我们重新坐回沙发上,马雨茗很自然地靠在我身上,令我鼻孔中传来阵阵洗发香波残留下的幽香。
“五年前,外祖父还在世的时候,他曾带我接诊过一个外乡患者,那个病人应该是来我们旗山县投靠亲友的”

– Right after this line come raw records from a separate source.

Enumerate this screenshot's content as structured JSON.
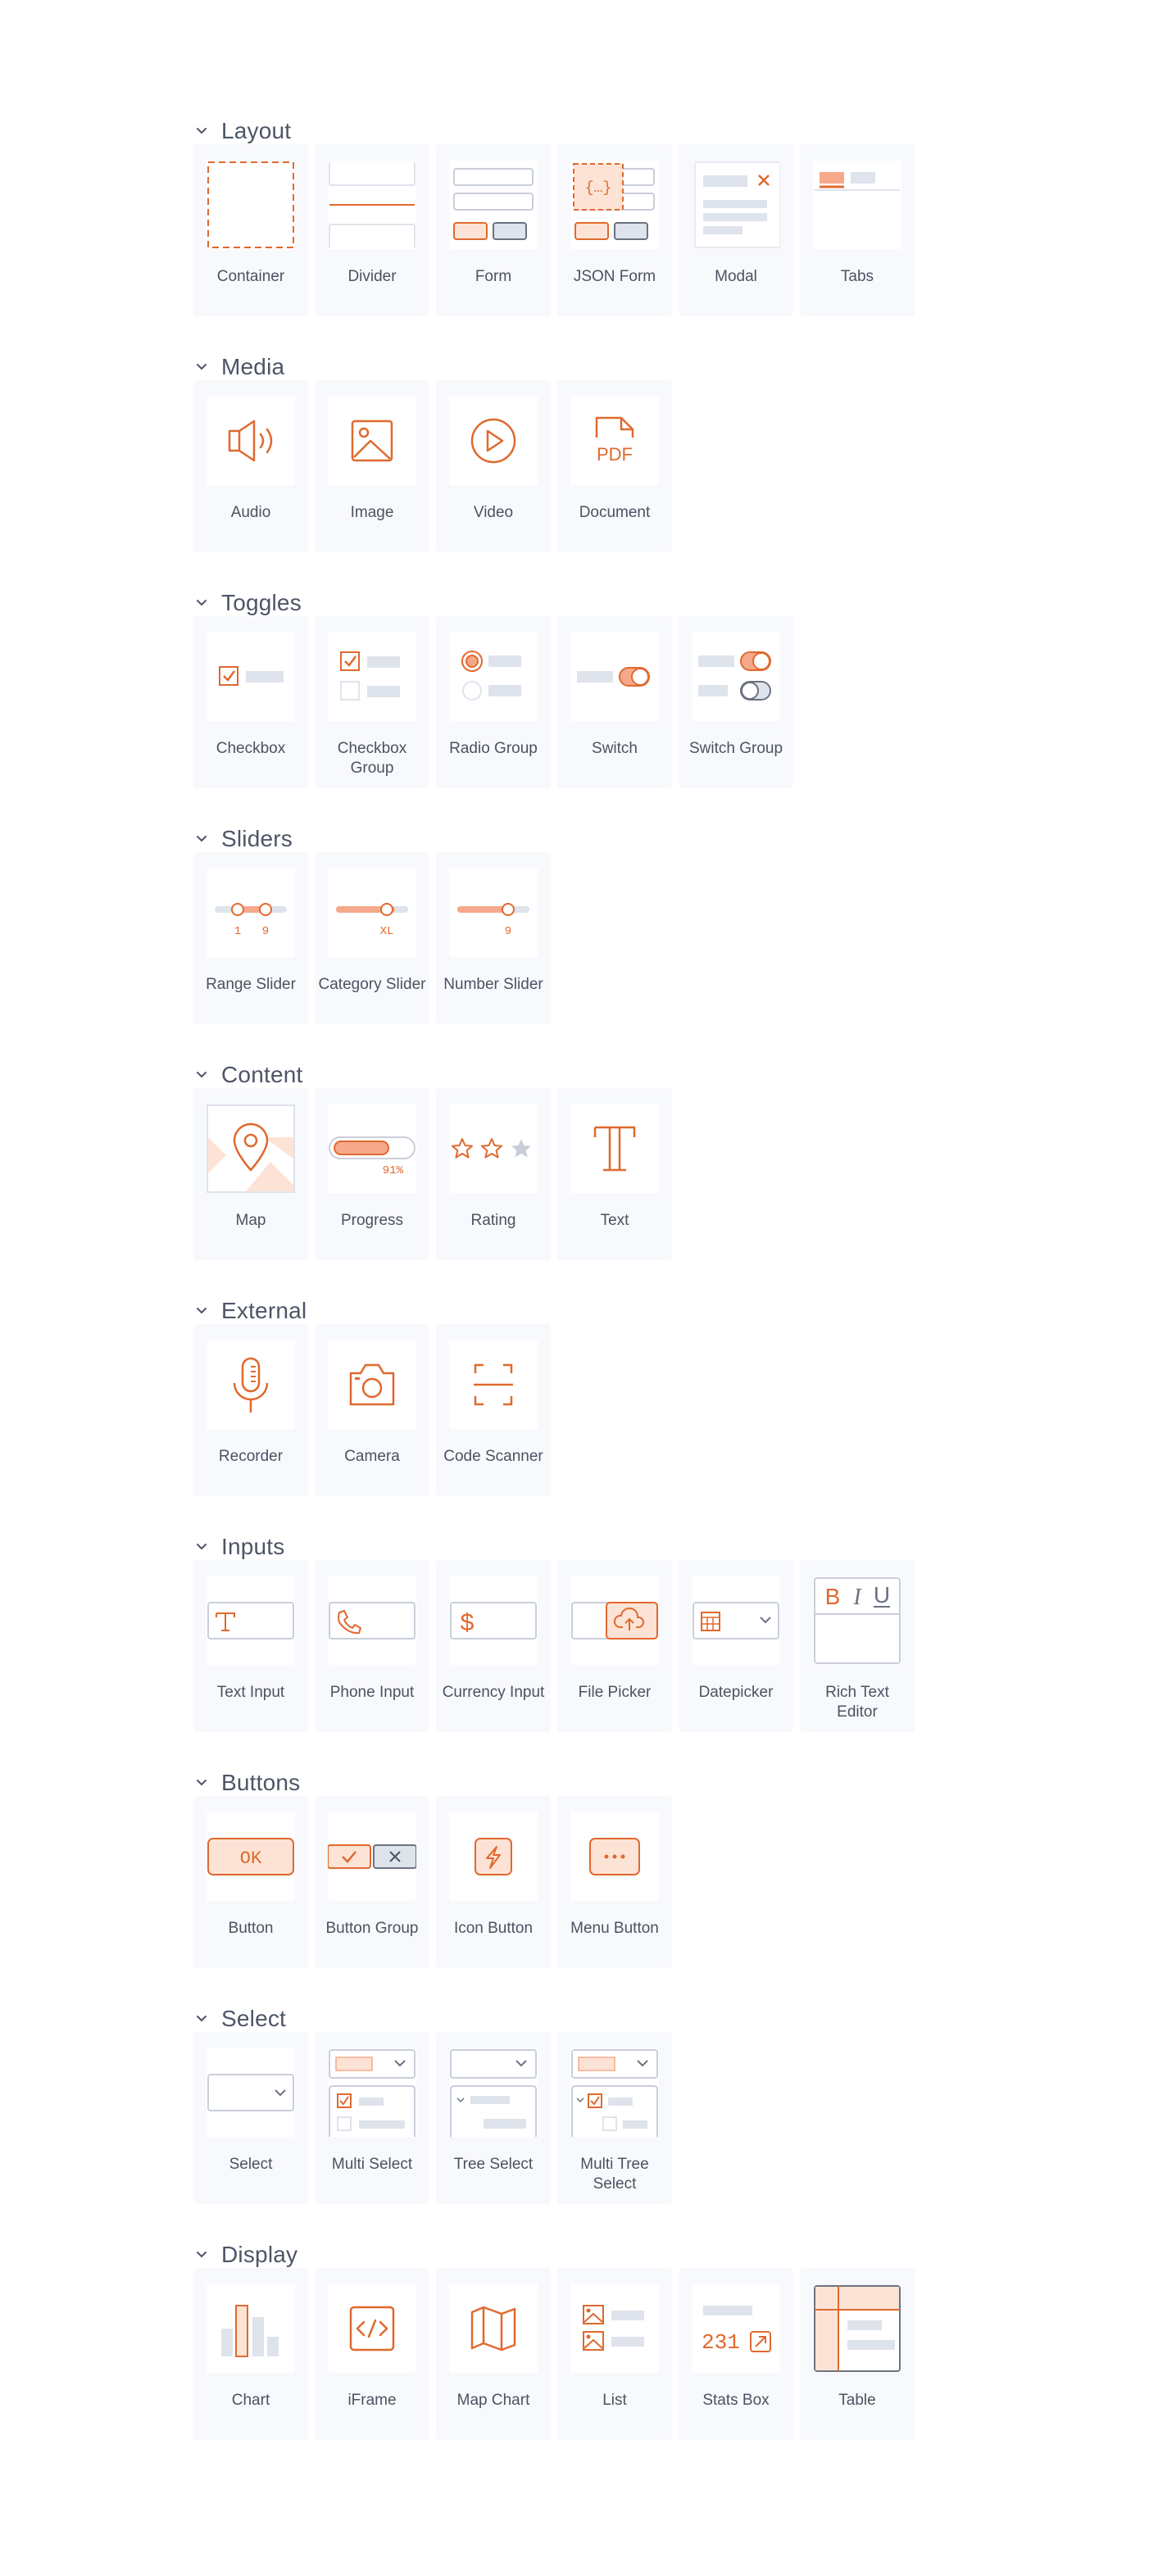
{
  "colors": {
    "accent": "#e0692e",
    "accent_fill": "#fde3d6",
    "accent_mid": "#f5a98a",
    "gray_fill": "#dfe3eb",
    "tile_bg": "#f8f9fc",
    "text": "#4b5261"
  },
  "sections": [
    {
      "title": "Layout",
      "items": [
        {
          "label": "Container",
          "icon": "container-icon"
        },
        {
          "label": "Divider",
          "icon": "divider-icon"
        },
        {
          "label": "Form",
          "icon": "form-icon"
        },
        {
          "label": "JSON Form",
          "icon": "json-form-icon"
        },
        {
          "label": "Modal",
          "icon": "modal-icon"
        },
        {
          "label": "Tabs",
          "icon": "tabs-icon"
        }
      ]
    },
    {
      "title": "Media",
      "items": [
        {
          "label": "Audio",
          "icon": "audio-icon"
        },
        {
          "label": "Image",
          "icon": "image-icon"
        },
        {
          "label": "Video",
          "icon": "video-icon"
        },
        {
          "label": "Document",
          "icon": "document-icon",
          "badge": "PDF"
        }
      ]
    },
    {
      "title": "Toggles",
      "items": [
        {
          "label": "Checkbox",
          "icon": "checkbox-icon"
        },
        {
          "label": "Checkbox Group",
          "icon": "checkbox-group-icon"
        },
        {
          "label": "Radio Group",
          "icon": "radio-group-icon"
        },
        {
          "label": "Switch",
          "icon": "switch-icon"
        },
        {
          "label": "Switch Group",
          "icon": "switch-group-icon"
        }
      ]
    },
    {
      "title": "Sliders",
      "items": [
        {
          "label": "Range Slider",
          "icon": "range-slider-icon",
          "values": [
            "1",
            "9"
          ]
        },
        {
          "label": "Category Slider",
          "icon": "category-slider-icon",
          "values": [
            "XL"
          ]
        },
        {
          "label": "Number Slider",
          "icon": "number-slider-icon",
          "values": [
            "9"
          ]
        }
      ]
    },
    {
      "title": "Content",
      "items": [
        {
          "label": "Map",
          "icon": "map-pin-icon"
        },
        {
          "label": "Progress",
          "icon": "progress-icon",
          "progress": 0.91,
          "progress_text": "91%"
        },
        {
          "label": "Rating",
          "icon": "rating-icon",
          "rating": 2,
          "rating_max": 3
        },
        {
          "label": "Text",
          "icon": "text-icon"
        }
      ]
    },
    {
      "title": "External",
      "items": [
        {
          "label": "Recorder",
          "icon": "microphone-icon"
        },
        {
          "label": "Camera",
          "icon": "camera-icon"
        },
        {
          "label": "Code Scanner",
          "icon": "scanner-icon"
        }
      ]
    },
    {
      "title": "Inputs",
      "items": [
        {
          "label": "Text Input",
          "icon": "text-input-icon"
        },
        {
          "label": "Phone Input",
          "icon": "phone-input-icon"
        },
        {
          "label": "Currency Input",
          "icon": "currency-input-icon"
        },
        {
          "label": "File Picker",
          "icon": "file-picker-icon"
        },
        {
          "label": "Datepicker",
          "icon": "datepicker-icon"
        },
        {
          "label": "Rich Text Editor",
          "icon": "rich-text-editor-icon",
          "glyphs": [
            "B",
            "I",
            "U"
          ]
        }
      ]
    },
    {
      "title": "Buttons",
      "items": [
        {
          "label": "Button",
          "icon": "button-icon",
          "text": "OK"
        },
        {
          "label": "Button Group",
          "icon": "button-group-icon"
        },
        {
          "label": "Icon Button",
          "icon": "icon-button-icon"
        },
        {
          "label": "Menu Button",
          "icon": "menu-button-icon"
        }
      ]
    },
    {
      "title": "Select",
      "items": [
        {
          "label": "Select",
          "icon": "select-icon"
        },
        {
          "label": "Multi Select",
          "icon": "multi-select-icon"
        },
        {
          "label": "Tree Select",
          "icon": "tree-select-icon"
        },
        {
          "label": "Multi Tree Select",
          "icon": "multi-tree-select-icon"
        }
      ]
    },
    {
      "title": "Display",
      "items": [
        {
          "label": "Chart",
          "icon": "chart-icon"
        },
        {
          "label": "iFrame",
          "icon": "iframe-icon"
        },
        {
          "label": "Map Chart",
          "icon": "map-chart-icon"
        },
        {
          "label": "List",
          "icon": "list-icon"
        },
        {
          "label": "Stats Box",
          "icon": "stats-box-icon",
          "text": "231"
        },
        {
          "label": "Table",
          "icon": "table-icon"
        }
      ]
    }
  ]
}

思绪流转,我想起那个故事,更心悸于触目惊心曾经所见到的那一幕
“那次也是在暑假,有天,老爷子带我去给邻乡的一个病人看病,前来报信的家伙说对方是自己一个远方亲戚,发病几天就已经生命垂危,请我外公去看看还有得救没有。”
我陷入缅思中,雨茗也屏住呼吸听我说,好像生怕打断我的回忆。
“你知道吗,那是我第一次亲眼看见瘾君子弥留时的样子,唉,太惨了,我活到现在,就从来没见过比那更惨、更瘆人的活死人。”
声音颤抖着,雨茗问我,“有,有多惨?”
“我记得,好像是一个阴雨连绵的清晨,这个抽白面家伙的亲戚跑了十里山路来砸我外公的门当我们坐上驴车赶到那家伙病床前,我看傻了雨茗,真的看傻了啊,全身汗毛都立棱了,就是,就是那种对,毛骨悚然的感觉!”
我不知道该如何形容残留在自己脑海中吸毒者垂死挣扎的样子,真的找不出合适的形容词。
事实上,我觉得自己之所以找不到合适的词汇来形容对方,是因为我在试图用形容人类的词汇来描述他,但却发现不管用上哪个词儿也不准确
最后,我只好简化道,“瘦成麻杆麻杆你知道吗?雨茗,我江枫的话并没有任何夸张的地方,非洲难民的照片看过没?比起来,那些皮包骨头的难民简直能算得上肥头大耳、身宽体胖!”
“啊?怎么可能呢?我不信哎,人家想象力不够”
“怎么就不可能!我亲眼所见难道还有假?”我闷声说道,“雨茗,你就这么想吧,就像电视上演的,人骨头蒙上一层皮是什么样子这家伙就是什么样子说真的,我都不敢相信以他的身体情况,怎么瘦成这个样子还能硬扛着没死?”
我叹口气,“唉,瘦成麻杆只是一方面,他身上还有大片大片皮肤溃烂,鼻子烂得到处流脓,一只眼睛也瞎了一个二十多岁的大小伙子,窝在床上就像一滩泥,不,就像一滩屎!当时,外公只看了一眼,连脉搏都没有号,转身拉着那个亲戚,告诉对方可以准备后事了。那个亲戚听了,眼泪刷刷地流,呜呜哭着央給我外公能吊患者几天命,哪怕坚持到见他父母家人最后一面也行”
随着讲述,我深深陷入回忆里,情绪变得愈发低落。